A gamma squeeze is a self-reinforcing rally driven by options dealers hedging short call positions. As price rises into heavily traded call strikes, dealers are forced to buy the underlying to stay hedged — which pushes price higher, which forces more buying.
It is a feedback loop made entirely of mechanical flow.
The loop
- Traders buy calls aggressively, usually short-dated and out of the money.
- Dealers, taking the other side, are short those calls. They hedge by buying stock.
- Price rises toward the strikes. The calls gain delta.
- Gaining delta means the existing hedge is now too small — dealers must buy more stock.
- That buying lifts price further, pushing the next strike into play.
Each rung of the ladder forces the buying that reaches the next rung. Nothing about it requires anyone to believe the stock is worth more.
Why it needs negative gamma
The loop only runs when dealers are short gamma. In positive gamma they sell into strength, damping the move. The setups that squeeze are the ones where dealers are net short calls — heavy retail call buying, low float, and strikes stacked just above spot.
That combination is why gamma squeezes cluster in small caps and heavily-shorted names rather than mega-cap index components.
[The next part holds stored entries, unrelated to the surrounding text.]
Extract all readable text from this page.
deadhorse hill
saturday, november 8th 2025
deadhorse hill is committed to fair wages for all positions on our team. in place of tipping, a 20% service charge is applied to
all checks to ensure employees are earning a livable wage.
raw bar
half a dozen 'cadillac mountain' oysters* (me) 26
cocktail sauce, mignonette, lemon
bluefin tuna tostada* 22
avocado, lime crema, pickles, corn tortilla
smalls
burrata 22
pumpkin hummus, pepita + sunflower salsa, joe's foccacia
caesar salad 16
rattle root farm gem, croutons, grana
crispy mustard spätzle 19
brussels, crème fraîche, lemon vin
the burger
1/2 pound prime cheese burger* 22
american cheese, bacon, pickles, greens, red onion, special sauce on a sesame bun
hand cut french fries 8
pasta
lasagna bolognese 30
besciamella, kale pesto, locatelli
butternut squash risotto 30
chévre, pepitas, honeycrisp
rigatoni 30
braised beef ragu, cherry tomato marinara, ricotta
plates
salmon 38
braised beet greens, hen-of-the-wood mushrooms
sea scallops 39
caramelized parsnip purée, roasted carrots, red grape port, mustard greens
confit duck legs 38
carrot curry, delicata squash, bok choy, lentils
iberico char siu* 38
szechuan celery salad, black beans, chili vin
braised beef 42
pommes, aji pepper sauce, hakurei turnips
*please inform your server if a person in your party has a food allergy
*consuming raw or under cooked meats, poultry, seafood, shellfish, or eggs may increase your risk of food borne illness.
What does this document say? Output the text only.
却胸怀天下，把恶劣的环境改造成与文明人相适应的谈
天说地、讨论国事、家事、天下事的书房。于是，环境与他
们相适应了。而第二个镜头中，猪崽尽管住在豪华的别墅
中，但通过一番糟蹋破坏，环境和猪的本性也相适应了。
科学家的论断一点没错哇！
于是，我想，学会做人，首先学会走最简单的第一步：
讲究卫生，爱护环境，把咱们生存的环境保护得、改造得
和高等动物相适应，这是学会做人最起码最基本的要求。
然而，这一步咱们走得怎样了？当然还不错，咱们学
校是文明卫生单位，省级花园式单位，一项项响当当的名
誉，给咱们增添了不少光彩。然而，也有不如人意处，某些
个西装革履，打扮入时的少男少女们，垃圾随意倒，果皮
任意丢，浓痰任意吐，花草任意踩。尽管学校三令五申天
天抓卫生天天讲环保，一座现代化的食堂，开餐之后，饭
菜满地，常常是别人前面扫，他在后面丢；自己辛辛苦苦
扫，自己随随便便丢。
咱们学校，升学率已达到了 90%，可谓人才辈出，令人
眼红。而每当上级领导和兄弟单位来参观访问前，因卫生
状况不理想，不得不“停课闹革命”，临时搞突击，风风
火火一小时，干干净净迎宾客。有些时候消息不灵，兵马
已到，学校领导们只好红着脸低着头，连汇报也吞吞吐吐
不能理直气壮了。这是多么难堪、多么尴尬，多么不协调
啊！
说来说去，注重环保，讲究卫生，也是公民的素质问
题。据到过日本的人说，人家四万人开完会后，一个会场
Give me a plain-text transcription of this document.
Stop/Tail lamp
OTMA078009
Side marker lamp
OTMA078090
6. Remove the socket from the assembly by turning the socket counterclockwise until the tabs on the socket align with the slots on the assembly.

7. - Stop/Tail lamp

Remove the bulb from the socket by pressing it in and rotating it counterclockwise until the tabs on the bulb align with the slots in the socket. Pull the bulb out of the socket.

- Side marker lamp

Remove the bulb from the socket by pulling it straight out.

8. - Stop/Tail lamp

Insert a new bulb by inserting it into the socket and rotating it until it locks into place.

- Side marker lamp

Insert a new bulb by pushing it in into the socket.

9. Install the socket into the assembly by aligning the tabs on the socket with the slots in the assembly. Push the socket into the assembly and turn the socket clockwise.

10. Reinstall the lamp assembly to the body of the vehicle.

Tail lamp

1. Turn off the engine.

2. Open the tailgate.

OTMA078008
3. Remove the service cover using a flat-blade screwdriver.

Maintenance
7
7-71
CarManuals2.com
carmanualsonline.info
Gamma squeeze vs short squeeze
These get used interchangeably and should not be.
- A short squeeze is equity short sellers covering.
- A gamma squeeze is options dealers hedging.
They frequently occur together — a squeezing stock attracts call buyers, whose dealers then buy stock, which pressures the shorts further. But the driver is different, and so is the tell. Short squeezes show up in borrow rates and short interest. Gamma squeezes show up in call open interest and dealer gamma.
How they end
Badly, usually. The same mechanics run in reverse. Once the calls expire or the buying stops, dealers no longer need the hedge and sell the stock back. There is no natural holder underneath — the buying was never a bid for the company, it was a hedge. Prices retrace quickly and often violently.
Spotting the setup
Look for the structure rather than the story: heavy call open interest stacked just above spot, dealers in negative gamma, and aggressive call buying on the tape. That configuration means each move up forces more buying.
What it does not tell you is whether the move will start, or when. Plenty of ramps sit there and never trigger. Treat it as a map of where fuel is stored, not a prediction of ignition — and size for the fact that these unwind faster than they build.